After quite a rocky year, Ultra Music Festival will be continuing and improving their sustainability efforts come 2020.
Miami commissioners kicked Ultra out of their 18 year home, in the heart of downtown, last year. Ultra was forced to relocate to Virginia Key Beach this year, and was faced with criticisms from every direction.
Studies came out detailing the environmental impact of having Ultra at Virginia Key Park. According to University of Miami researchers, local toadfish acquired higher stress levels with loud sounds. The long term effects, however, were inconclusive.
With Mission: Home, Ultra Music Festival plans to continue and improve its sustainability efforts.
Mission: Home initiatives avoided the use of 526,000 single-use plastic items and diverted 60,360 pounds of waste from landfills. 31% of the waste created during the festival was recycled or composted and 100% of recycling loads were accepted by the local facility.
“This event has set the bar very high for all events… We were astonished at how clean the park was from the start of each day to the end of each day,” Virginia Key Beach Park Trust Special Events Liaison Michelle Swaby wrote in an email to the City of Miami Commissioners. “Even the attendees did their part in throwing trash in the proper receptacles.”

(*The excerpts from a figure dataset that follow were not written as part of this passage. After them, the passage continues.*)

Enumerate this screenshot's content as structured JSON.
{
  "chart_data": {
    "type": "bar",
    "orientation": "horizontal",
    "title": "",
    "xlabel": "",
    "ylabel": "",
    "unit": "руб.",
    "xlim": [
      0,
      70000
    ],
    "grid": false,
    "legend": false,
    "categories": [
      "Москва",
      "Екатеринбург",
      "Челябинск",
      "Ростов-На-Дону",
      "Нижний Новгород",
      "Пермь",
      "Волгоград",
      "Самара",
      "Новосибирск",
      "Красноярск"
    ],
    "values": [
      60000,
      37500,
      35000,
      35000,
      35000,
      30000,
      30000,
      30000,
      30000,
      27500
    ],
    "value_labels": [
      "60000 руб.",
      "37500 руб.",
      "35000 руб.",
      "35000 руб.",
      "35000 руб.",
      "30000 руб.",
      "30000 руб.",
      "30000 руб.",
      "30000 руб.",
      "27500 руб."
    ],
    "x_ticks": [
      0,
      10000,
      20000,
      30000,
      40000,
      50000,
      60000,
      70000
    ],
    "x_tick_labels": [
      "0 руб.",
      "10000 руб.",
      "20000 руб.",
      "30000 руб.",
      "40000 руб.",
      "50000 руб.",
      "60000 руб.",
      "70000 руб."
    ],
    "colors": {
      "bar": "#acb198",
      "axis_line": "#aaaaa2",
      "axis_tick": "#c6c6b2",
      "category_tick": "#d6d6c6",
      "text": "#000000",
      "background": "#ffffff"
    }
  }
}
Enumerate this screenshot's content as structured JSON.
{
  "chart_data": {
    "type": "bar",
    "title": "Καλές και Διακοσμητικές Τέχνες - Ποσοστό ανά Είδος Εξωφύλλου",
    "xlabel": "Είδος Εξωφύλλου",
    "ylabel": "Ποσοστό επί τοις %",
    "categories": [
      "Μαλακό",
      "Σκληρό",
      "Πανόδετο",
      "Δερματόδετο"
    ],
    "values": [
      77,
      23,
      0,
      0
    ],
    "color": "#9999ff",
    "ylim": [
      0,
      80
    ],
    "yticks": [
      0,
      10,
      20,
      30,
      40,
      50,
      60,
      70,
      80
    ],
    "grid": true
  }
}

Ultra even scored an “A” on their overall sustainability efforts for last year. Local environmental organizations VolunteerCleanup.org, Surfrider Miami, and Debris Free Oceans collaborated on an unbiased, third-party report card detailing Ultra’s achievements and key learnings, giving the festival an overall first-year sustainability grade of an ‘A’. Of the 19 initiatives that received an individual grade, 14 received a grade of A- or higher.
Ultra has faced some significant backlash in the past year. In my opinion, what they’ve planned and done in such a short amount of time for the environment is wonderful. Not many large scale festivals can say the same.